Todavía hay cosas en mi mochila con peste a humedad desde aquellas intensas lluvias monzónicas de Birmania en las montañas de Hsi-Paw, que me hacían perder la paciencia. El día había empezado bien, caluroso y soleado con una catarata completamente marrón café-con-leche, que me dió no se qué bañarme en las frescas aguas opacas, sin saber qué profundidad o qué monstruos flotarían más abajo.

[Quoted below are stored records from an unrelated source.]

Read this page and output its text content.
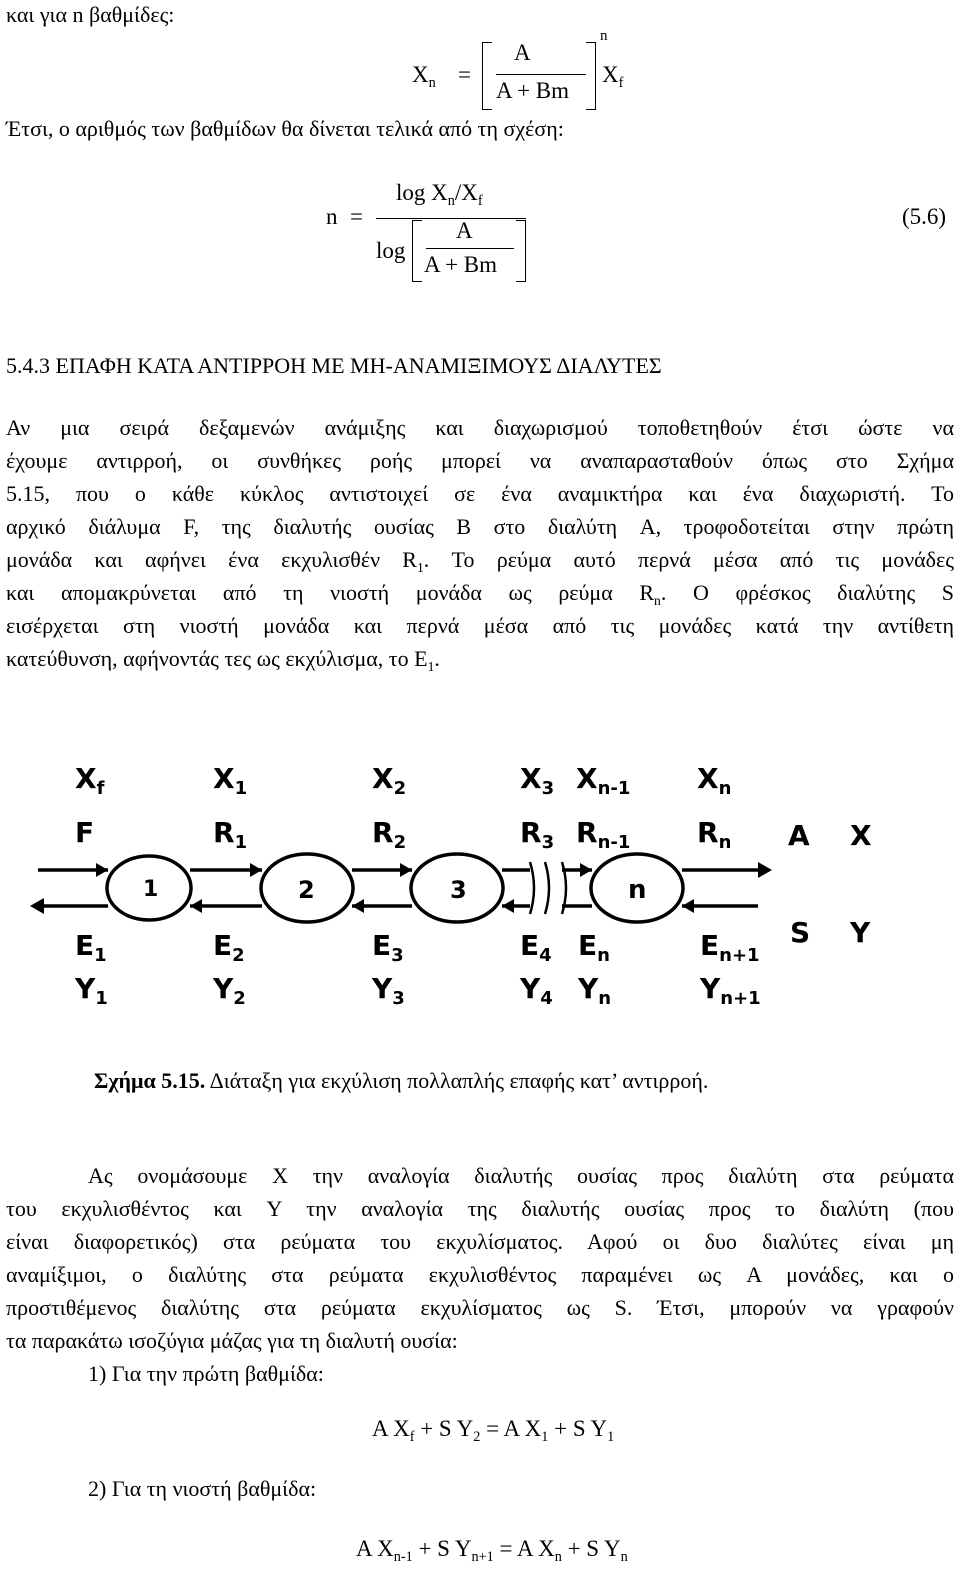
και για n βαθμίδες:
$X_n$ =
A
A + Bm
n
$X_f$
Έτσι, ο αριθμός των βαθμίδων θα δίνεται τελικά από τη σχέση:
n =
$\log X_n/X_f$
log
A
A + Bm
(5.6)
5.4.3 ΕΠΑΦΗ ΚΑΤΑ ΑΝΤΙΡΡΟΗ ΜΕ ΜΗ-ΑΝΑΜΙΞΙΜΟΥΣ ΔΙΑΛΥΤΕΣ
Αν μια σειρά δεξαμενών ανάμιξης και διαχωρισμού τοποθετηθούν έτσι ώστε να
έχουμε αντιρροή, οι συνθήκες ροής μπορεί να αναπαρασταθούν όπως στο Σχήμα
5.15, που ο κάθε κύκλος αντιστοιχεί σε ένα αναμικτήρα και ένα διαχωριστή. Το
αρχικό διάλυμα F, της διαλυτής ουσίας B στο διαλύτη A, τροφοδοτείται στην πρώτη
μονάδα και αφήνει ένα εκχυλισθέν $R_1$. Το ρεύμα αυτό περνά μέσα από τις μονάδες
και απομακρύνεται από τη νιοστή μονάδα ως ρεύμα $R_n$. Ο φρέσκος διαλύτης S
εισέρχεται στη νιοστή μονάδα και περνά μέσα από τις μονάδες κατά την αντίθετη
κατεύθυνση, αφήνοντάς τες ως εκχύλισμα, το $E_1$.
$X_f$	$X_1$	$X_2$	$X_3$ $X_{n-1}$ $X_n$
F	$R_1$	$R_2$	$R_3$ $R_{n-1}$ $R_n$ A X
1	2	3	n
$E_1$	$E_2$	$E_3$	$E_4$ $E_n$	$E_{n+1}$
S Y
$Y_1$	$Y_2$	$Y_3$	$Y_4$ $Y_n$	$Y_{n+1}$
Σχήμα 5.15. Διάταξη για εκχύλιση πολλαπλής επαφής κατ’ αντιρροή.
Ας ονομάσουμε X την αναλογία διαλυτής ουσίας προς διαλύτη στα ρεύματα
του εκχυλισθέντος και Y την αναλογία της διαλυτής ουσίας προς το διαλύτη (που
είναι διαφορετικός) στα ρεύματα του εκχυλίσματος. Αφού οι δυο διαλύτες είναι μη
αναμίξιμοι, ο διαλύτης στα ρεύματα εκχυλισθέντος παραμένει ως A μονάδες, και ο
προστιθέμενος διαλύτης στα ρεύματα εκχυλίσματος ως S. Έτσι, μπορούν να γραφούν
τα παρακάτω ισοζύγια μάζας για τη διαλυτή ουσία:
1) Για την πρώτη βαθμίδα:
A $X_f + S$ $Y_2 = A$ $X_1 + S$ $Y_1$
2) Για τη νιοστή βαθμίδα:
A $X_{n-1} + S$ $Y_{n+1} = A$ $X_n + S$ $Y_n$
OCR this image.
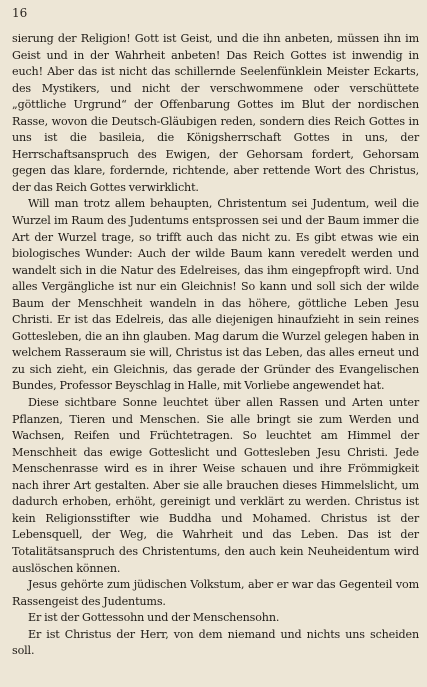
16

sierung der Religion! Gott ist Geist, und die ihn anbeten, müssen ihn im Geist und in der Wahrheit anbeten! Das Reich Gottes ist inwendig in euch! Aber das ist nicht das schillernde Seelenfünklein Meister Eckarts, des Mystikers, und nicht der verschwommene oder verschüttete „göttliche Urgrund“ der Offenbarung Gottes im Blut der nordischen Rasse, wovon die Deutsch-Gläubigen reden, sondern dies Reich Gottes in uns ist die basileia, die Königsherrschaft Gottes in uns, der Herrschaftsanspruch des Ewigen, der Gehorsam fordert, Gehorsam gegen das klare, fordernde, richtende, aber rettende Wort des Christus, der das Reich Gottes verwirklicht.

Will man trotz allem behaupten, Christentum sei Judentum, weil die Wurzel im Raum des Judentums entsprossen sei und der Baum immer die Art der Wurzel trage, so trifft auch das nicht zu. Es gibt etwas wie ein biologisches Wunder: Auch der wilde Baum kann veredelt werden und wandelt sich in die Natur des Edelreises, das ihm eingepfropft wird. Und alles Vergängliche ist nur ein Gleichnis! So kann und soll sich der wilde Baum der Menschheit wandeln in das höhere, göttliche Leben Jesu Christi. Er ist das Edelreis, das alle diejenigen hinaufzieht in sein reines Gottesleben, die an ihn glauben. Mag darum die Wurzel gelegen haben in welchem Rasseraum sie will, Christus ist das Leben, das alles erneut und zu sich zieht, ein Gleichnis, das gerade der Gründer des Evangelischen Bundes, Professor Beyschlag in Halle, mit Vorliebe angewendet hat.

Diese sichtbare Sonne leuchtet über allen Rassen und Arten unter Pflanzen, Tieren und Menschen. Sie alle bringt sie zum Werden und Wachsen, Reifen und Früchtetragen. So leuchtet am Himmel der Menschheit das ewige Gotteslicht und Gottesleben Jesu Christi. Jede Menschenrasse wird es in ihrer Weise schauen und ihre Frömmigkeit nach ihrer Art gestalten. Aber sie alle brauchen dieses Himmelslicht, um dadurch erhoben, erhöht, gereinigt und verklärt zu werden. Christus ist kein Religionsstifter wie Buddha und Mohamed. Christus ist der Lebensquell, der Weg, die Wahrheit und das Leben. Das ist der Totalitätsanspruch des Christentums, den auch kein Neuheidentum wird auslöschen können.

Jesus gehörte zum jüdischen Volkstum, aber er war das Gegenteil vom Rassengeist des Judentums.

Er ist der Gottessohn und der Menschensohn.

Er ist Christus der Herr, von dem niemand und nichts uns scheiden soll.
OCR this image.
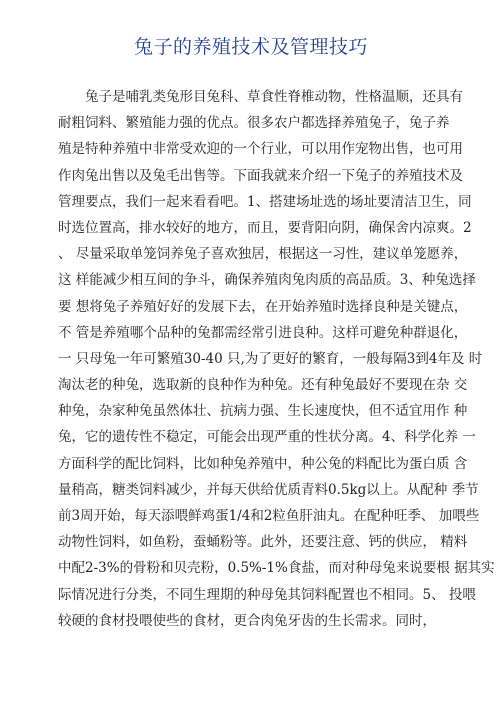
兔子的养殖技术及管理技巧
兔子是哺乳类兔形目兔科、草食性脊椎动物，性格温顺，还具有
耐粗饲料、繁殖能力强的优点。很多农户都选择养殖兔子，兔子养
殖是特种养殖中非常受欢迎的一个行业，可以用作宠物出售，也可用
作肉兔出售以及兔毛出售等。下面我就来介绍一下兔子的养殖技术及
管理要点，我们一起来看看吧。1、搭建场址选的场址要清洁卫生，同
时选位置高，排水较好的地方，而且，要背阳向阴，确保舍内凉爽。2
、 尽量采取单笼饲养兔子喜欢独居，根据这一习性，建议单笼愿养，
这 样能减少相互间的争斗，确保养殖肉兔肉质的高品质。3、种兔选择
要 想将兔子养殖好好的发展下去，在开始养殖时选择良种是关键点，
不 管是养殖哪个品种的兔都需经常引进良种。这样可避免种群退化，
一 只母兔一年可繁殖30-40 只,为了更好的繁育，一般每隔3到4年及 时
淘汰老的种兔，选取新的良种作为种兔。还有种兔最好不要现在杂 交
种兔，杂家种兔虽然体壮、抗病力强、生长速度快，但不适宜用作 种
兔，它的遗传性不稳定，可能会出现严重的性状分离。4、科学化养 一
方面科学的配比饲料，比如种兔养殖中，种公兔的料配比为蛋白质 含
量稍高，糖类饲料减少，并每天供给优质青料0.5kg以上。从配种 季节
前3周开始，每天添喂鲜鸡蛋1/4和2粒鱼肝油丸。在配种旺季、 加喂些
动物性饲料，如鱼粉，蚕蛹粉等。此外，还要注意、钙的供应， 精料
中配2-3%的骨粉和贝壳粉，0.5%-1%食盐，而对种母兔来说要根 据其实
际情况进行分类，不同生理期的种母兔其饲料配置也不相同。5、 投喂
较硬的食材投喂使些的食材，更合肉兔牙齿的生长需求。同时，
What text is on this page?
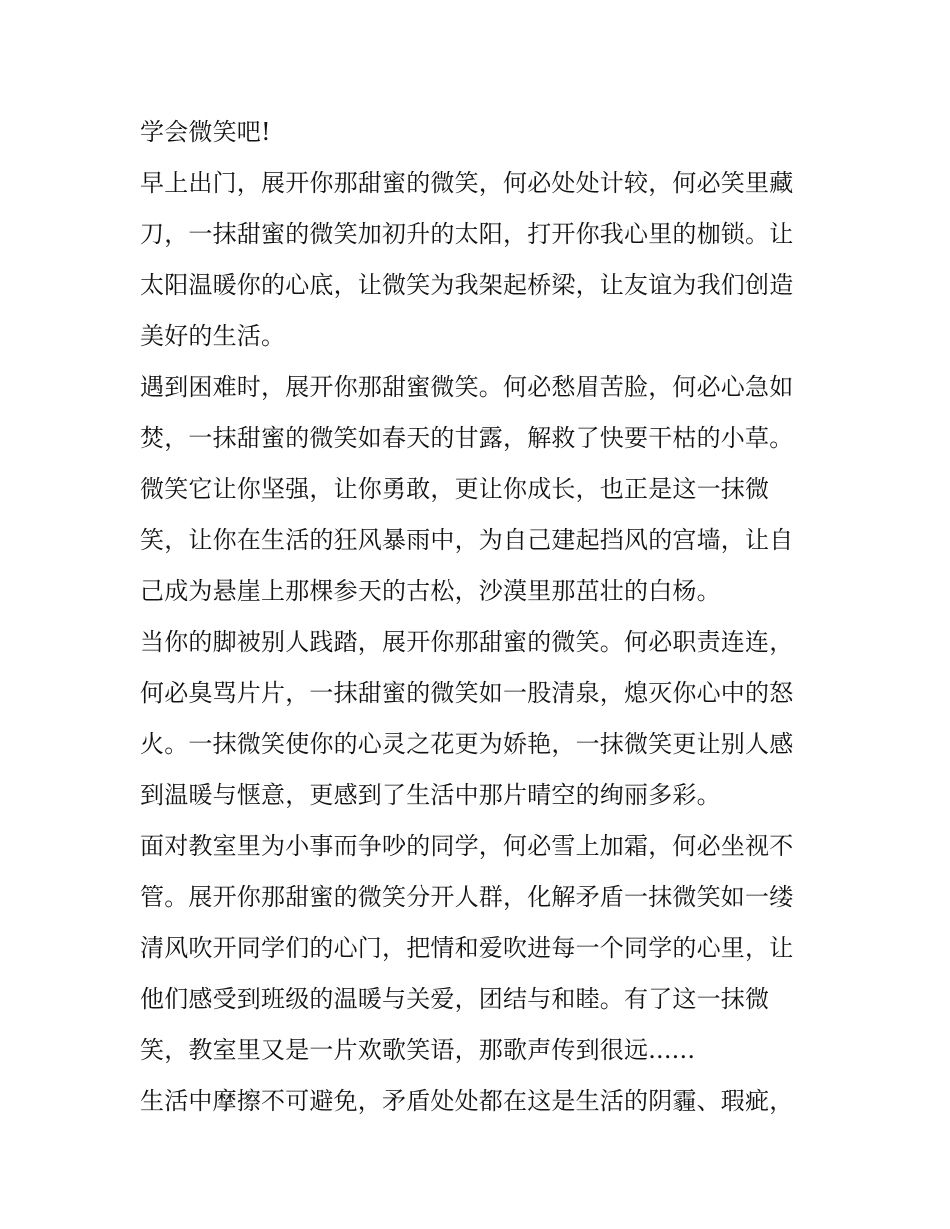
学会微笑吧!
早上出门，展开你那甜蜜的微笑，何必处处计较，何必笑里藏
刀，一抹甜蜜的微笑加初升的太阳，打开你我心里的枷锁。让
太阳温暖你的心底，让微笑为我架起桥梁，让友谊为我们创造
美好的生活。
遇到困难时，展开你那甜蜜微笑。何必愁眉苦脸，何必心急如
焚，一抹甜蜜的微笑如春天的甘露，解救了快要干枯的小草。
微笑它让你坚强，让你勇敢，更让你成长，也正是这一抹微
笑，让你在生活的狂风暴雨中，为自己建起挡风的宫墙，让自
己成为悬崖上那棵参天的古松，沙漠里那茁壮的白杨。
当你的脚被别人践踏，展开你那甜蜜的微笑。何必职责连连，
何必臭骂片片，一抹甜蜜的微笑如一股清泉，熄灭你心中的怒
火。一抹微笑使你的心灵之花更为娇艳，一抹微笑更让别人感
到温暖与惬意，更感到了生活中那片晴空的绚丽多彩。
面对教室里为小事而争吵的同学，何必雪上加霜，何必坐视不
管。展开你那甜蜜的微笑分开人群，化解矛盾一抹微笑如一缕
清风吹开同学们的心门，把情和爱吹进每一个同学的心里，让
他们感受到班级的温暖与关爱，团结与和睦。有了这一抹微
笑，教室里又是一片欢歌笑语，那歌声传到很远......
生活中摩擦不可避免，矛盾处处都在这是生活的阴霾、瑕疵，
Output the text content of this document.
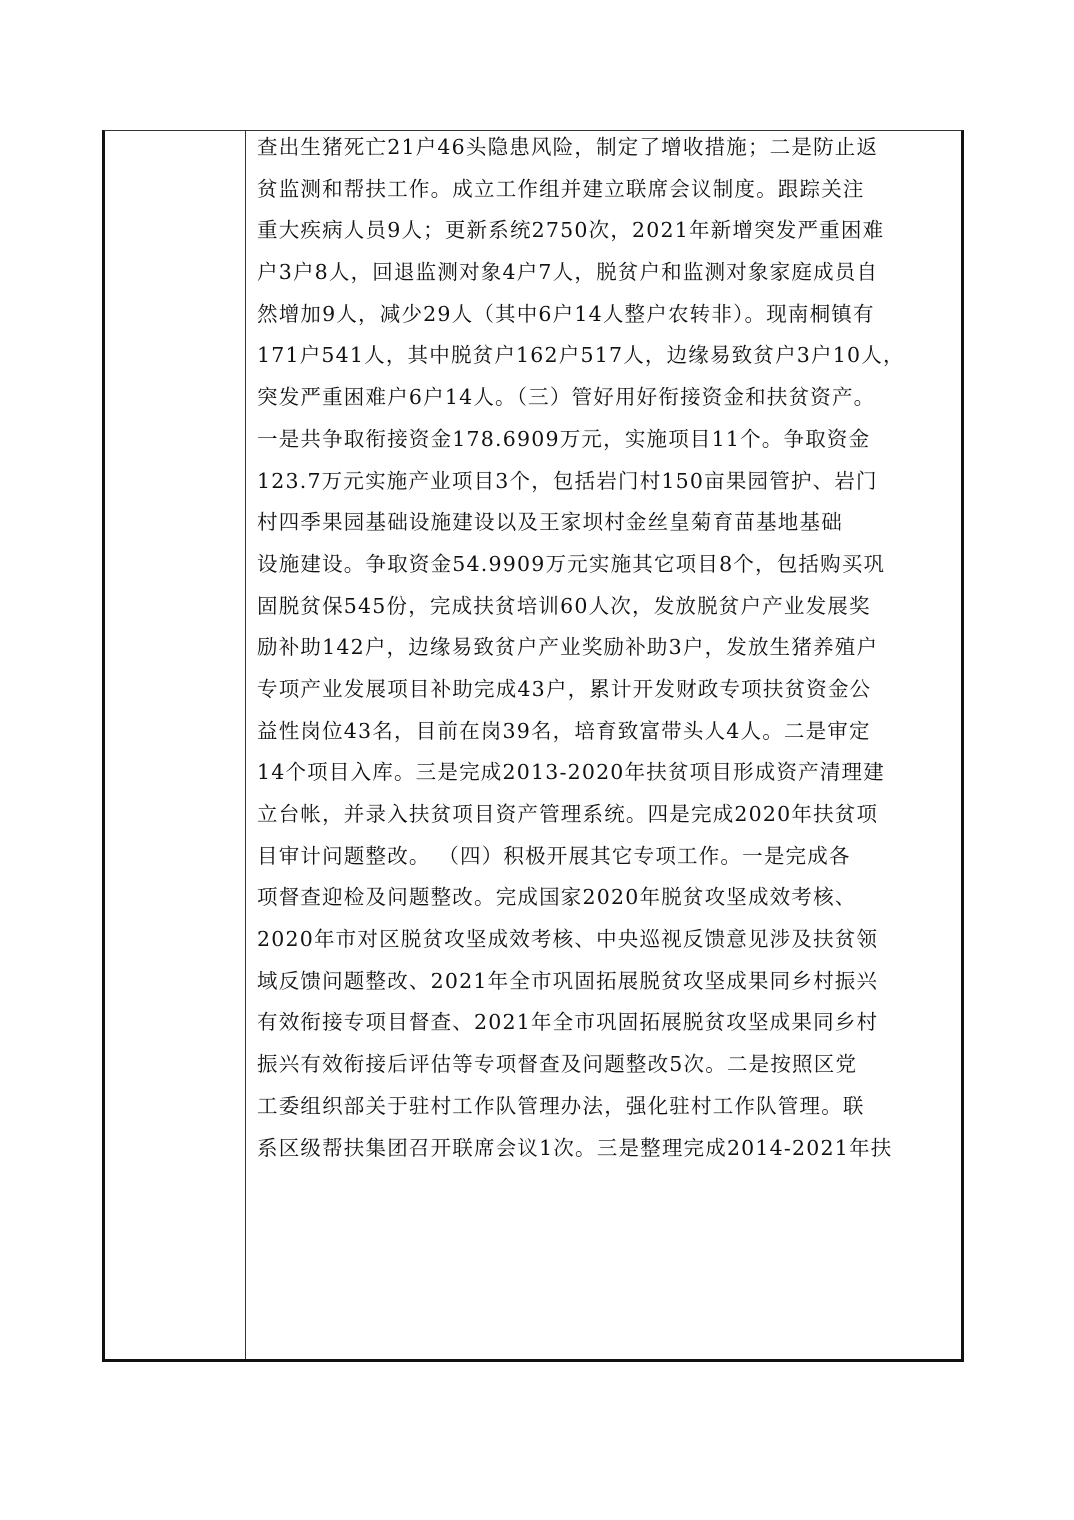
查出生猪死亡21户46头隐患风险，制定了增收措施；二是防止返
贫监测和帮扶工作。成立工作组并建立联席会议制度。跟踪关注
重大疾病人员9人；更新系统2750次，2021年新增突发严重困难
户3户8人，回退监测对象4户7人，脱贫户和监测对象家庭成员自
然增加9人，减少29人（其中6户14人整户农转非）。现南桐镇有
171户541人，其中脱贫户162户517人，边缘易致贫户3户10人，
突发严重困难户6户14人。（三）管好用好衔接资金和扶贫资产。
一是共争取衔接资金178.6909万元，实施项目11个。争取资金
123.7万元实施产业项目3个，包括岩门村150亩果园管护、岩门
村四季果园基础设施建设以及王家坝村金丝皇菊育苗基地基础
设施建设。争取资金54.9909万元实施其它项目8个，包括购买巩
固脱贫保545份，完成扶贫培训60人次，发放脱贫户产业发展奖
励补助142户，边缘易致贫户产业奖励补助3户，发放生猪养殖户
专项产业发展项目补助完成43户，累计开发财政专项扶贫资金公
益性岗位43名，目前在岗39名，培育致富带头人4人。二是审定
14个项目入库。三是完成2013-2020年扶贫项目形成资产清理建
立台帐，并录入扶贫项目资产管理系统。四是完成2020年扶贫项
目审计问题整改。 （四）积极开展其它专项工作。一是完成各
项督查迎检及问题整改。完成国家2020年脱贫攻坚成效考核、
2020年市对区脱贫攻坚成效考核、中央巡视反馈意见涉及扶贫领
域反馈问题整改、2021年全市巩固拓展脱贫攻坚成果同乡村振兴
有效衔接专项目督查、2021年全市巩固拓展脱贫攻坚成果同乡村
振兴有效衔接后评估等专项督查及问题整改5次。二是按照区党
工委组织部关于驻村工作队管理办法，强化驻村工作队管理。联
系区级帮扶集团召开联席会议1次。三是整理完成2014-2021年扶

Dos horas más tarde, saliendo ya de toda civilización, empezó a llover para nunca parar. Pasaba por una última aldea de cuento, muy birmana, y sus antiguas casas de madera me llamaban la atención en un silencio sepulcral. Como creía estar preparado, continué bravo hacia la lluvia cerrando mi chubasquero. No pasó mucho hasta que tuve que correr a una cabañita de las que usan para descansar de labores agrícolas, para dejar de empaparme y de paso comer algo.

La lluvia iba y venía, a veces cantaba y otras chillaba, pero nunca paraba. En un canto suave, aproveché para seguir pero ella volvía a chillar y luego susurraba; así pasaron horas de lodo, agua y sudor, con la advertencia adicional de que en aquella zona había saltado una mina antipersonas a un perro de un grupo fuera de ruta hacía un par de meses, o sea, sin salirse del camino por si aquello.

En otra pérdida de paciencia me refugié en otra cabañita de aquellas donde había tres refugiados locales, dos mozos y una moza que siesteaba. Se despertó con mi grave voz y no pareció gustarle, pero yo ya me había quitado las botas para sacarles agua y empezaba a preparar mi cocinilla para un café instantáneo de aquellos de allí.

Poca comunicación y mucho silencio hasta que decidí pegar un tirón hasta una supuesta tetería de montaña donde recuperar más fuerzas y escuchar a unos hombres gallitos jugar a algo y ver que incluso en estas condiciones se puede ir en moto, sin matarse, por tal lodazal.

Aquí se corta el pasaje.